Given a design matrix $X$, such that $XX^{T} = I_{m}$. Prove that the solution $w_{opt}^{BIC} = (w_{opt_{1}}^{BIC},w_{opt_{2}}^{BIC},..w_{opt_{p}}^{BIC})$ on the minimization problem $||Y-X^{T}w||^{2} + \lambda||w||_{0}$ is given by the hard threshold $w_{opt_{j}}^{BIC} = w^{'}_{j}.1 \hspace{2mm} |w^{'}_{j}| \ge \sqrt{\lambda}\hspace{2mm} 1\le j\le p$ where $w^{'} = XY$.
I tried to reduce the above minimization form to convex form and got the following.

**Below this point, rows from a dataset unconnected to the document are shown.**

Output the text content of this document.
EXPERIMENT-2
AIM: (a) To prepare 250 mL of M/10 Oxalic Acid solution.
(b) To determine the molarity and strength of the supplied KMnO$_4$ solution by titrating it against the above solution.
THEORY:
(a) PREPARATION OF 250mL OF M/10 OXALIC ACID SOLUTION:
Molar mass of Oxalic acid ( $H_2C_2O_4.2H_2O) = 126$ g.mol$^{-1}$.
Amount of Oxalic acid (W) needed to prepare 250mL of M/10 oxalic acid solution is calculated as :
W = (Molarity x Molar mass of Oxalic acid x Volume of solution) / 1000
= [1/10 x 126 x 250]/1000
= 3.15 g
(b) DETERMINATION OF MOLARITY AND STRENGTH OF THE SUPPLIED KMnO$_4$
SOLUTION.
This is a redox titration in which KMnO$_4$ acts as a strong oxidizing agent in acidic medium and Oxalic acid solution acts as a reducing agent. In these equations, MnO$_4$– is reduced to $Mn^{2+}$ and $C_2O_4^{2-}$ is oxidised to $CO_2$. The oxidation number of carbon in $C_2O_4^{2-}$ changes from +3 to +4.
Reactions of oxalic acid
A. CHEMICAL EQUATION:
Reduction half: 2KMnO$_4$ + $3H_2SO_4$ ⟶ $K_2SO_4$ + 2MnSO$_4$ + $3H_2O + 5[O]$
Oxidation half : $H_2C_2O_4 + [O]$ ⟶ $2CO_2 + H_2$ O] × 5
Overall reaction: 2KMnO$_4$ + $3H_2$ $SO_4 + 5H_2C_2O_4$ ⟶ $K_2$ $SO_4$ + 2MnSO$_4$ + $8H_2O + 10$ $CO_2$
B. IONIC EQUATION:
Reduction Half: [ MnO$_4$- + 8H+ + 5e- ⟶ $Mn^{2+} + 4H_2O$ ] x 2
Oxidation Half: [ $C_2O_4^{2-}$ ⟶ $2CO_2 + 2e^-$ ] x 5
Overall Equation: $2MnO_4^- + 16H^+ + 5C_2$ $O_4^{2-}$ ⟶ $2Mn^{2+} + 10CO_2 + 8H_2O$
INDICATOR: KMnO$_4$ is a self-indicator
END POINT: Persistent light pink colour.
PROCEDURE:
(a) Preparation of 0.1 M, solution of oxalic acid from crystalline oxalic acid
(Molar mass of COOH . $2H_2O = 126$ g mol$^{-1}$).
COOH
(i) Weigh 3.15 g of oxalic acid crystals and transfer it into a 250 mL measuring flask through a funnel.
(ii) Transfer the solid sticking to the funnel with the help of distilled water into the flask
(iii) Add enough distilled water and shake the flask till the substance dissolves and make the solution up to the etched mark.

For any set $S \subset \{1,..,p\}$ and any $w \hspace{0.5mm} \epsilon \mathbb{R}^{p} \hspace{1mm}$ let $w_{S} \hspace{0.5mm} \epsilon \mathbb{R}^{p}$ be a vector with components $w_{S,n} = w_{n}1(n \hspace{0.5mm} \epsilon S)$. Then we have
$ min_{w} \hspace{0.5mm}||Y-X^{T}w||^{2} + \lambda||w||_{0} = min_{S \subset \{1,..,p\}} \hspace{0.5mm} min_{w_{S}} \hspace{0.5mm} ||Y-X^{T}w_{S}||^{2} + \lambda|S|$ where $|S| = $ number of elements in set $S$.
Also here the design matrix $X$ is orthogonal due to $XX^{T}=I_{p}$. But am unable to proceed from the above expression as it involves the subset selection operation on set $S$.
Any hints on how to approach the same?